Darren Cottingham is director of DT Driver Training, a provider of online training courses for drivers of forklifts, trucks and cars.
Painted walkways, cones and barriers are obvious delineations in the forklift vs pedestrian equation, but it's extremely difficult to separate human/forklift interactions in all situations.
Distance between the two is the foundation for safety when pedestrians and forklifts operate in the same area.
You may have heard the term 'exclusion zone'. It has two meanings: either an area designated only for forklifts or an area around a forklift whereby if any person is in it, the forklift should be made safe. The size of the exclusion zone is related to the size of the forklift. For most small forklifts and reach trucks, 3 m is a good start, but for larger forklifts and container handlers, choose a distance which is a bit more than the radius of the turning circle of the forklift. For example, a container handler could have a turning radius of around 6-7 m. Picking a distance greater than the turning radius means that even if the forklift pivots on its driving axis, the rear end swing will not endanger anyone outside the exclusion zone.

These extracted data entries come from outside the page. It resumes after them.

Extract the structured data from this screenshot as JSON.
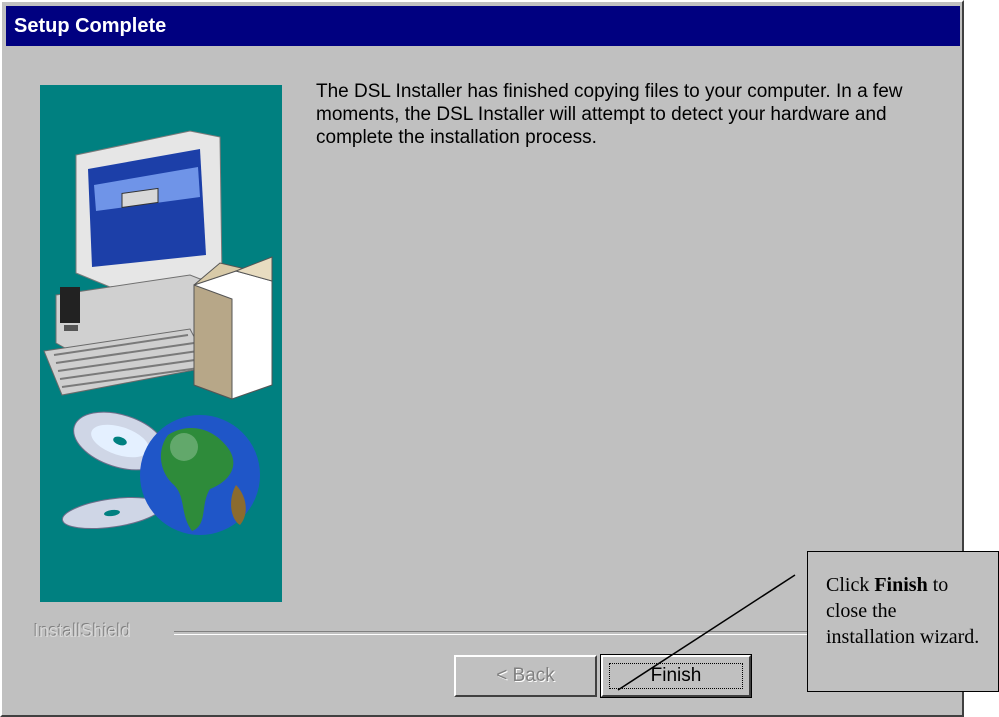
{
  "window": {
    "title": "Setup Complete"
  },
  "message": "The DSL Installer has finished copying files to your computer.  In a few moments, the DSL Installer will attempt to detect your hardware and complete the installation process.",
  "branding": "InstallShield",
  "buttons": {
    "back": "< Back",
    "finish": "Finish"
  },
  "callout": {
    "prefix": "Click ",
    "bold": "Finish",
    "suffix": " to close the installation wizard."
  },
  "colors": {
    "title_bar": "#000080",
    "dialog_bg": "#c0c0c0",
    "art_panel": "#008080"
  },
  "icons": [
    "computer-illustration",
    "software-box",
    "cd-disc",
    "globe"
  ]
}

The pedestrian and operator should attract each other's attention
So, how does a pedestrian enter an exclusion zone and what should the operator do?
The pedestrian and operator should attract each other's attention verbally and/or by using eye contact and hand signals. Be aware of the potential for ambiguity; is that raised hand meant for someone over your shoulder?
The forklift operator should then bring the forklift to a stop, straightening the wheels. This is so that, in a moment of inattention during or after the communication, the operator doesn't drive forward with the result being the counterbalance swinging into the pedestrian standing next to the forklift. The operator should drop the forks to the floor, put the handbrake on and put it in neutral. Then the pedestrian can approach the forklift.
Once the operator and pedestrian have finished their communication, the pedestrian must exit the exclusion zone, then the operator is safe to move away. It's not recommended that a pedestrian talk to a forklift operator while they both continue moving, although there may be scenarios where this is required. The reason for this is that when we're talking to people we often look at them. If we're walking or driving at the same time, that means we're not looking where we're going.
Many newer forklifts come with either proximity detection systems which warn the operator or brake the forklift automatically, or lights which project an exclusion zone on the ground around the forklift. These systems can also be retrofitted to forklifts. If you have a scenario where pedestrians come into contact with your forklifts, those systems are an obvious health and safety choice, especially because humans are not good at judging distances.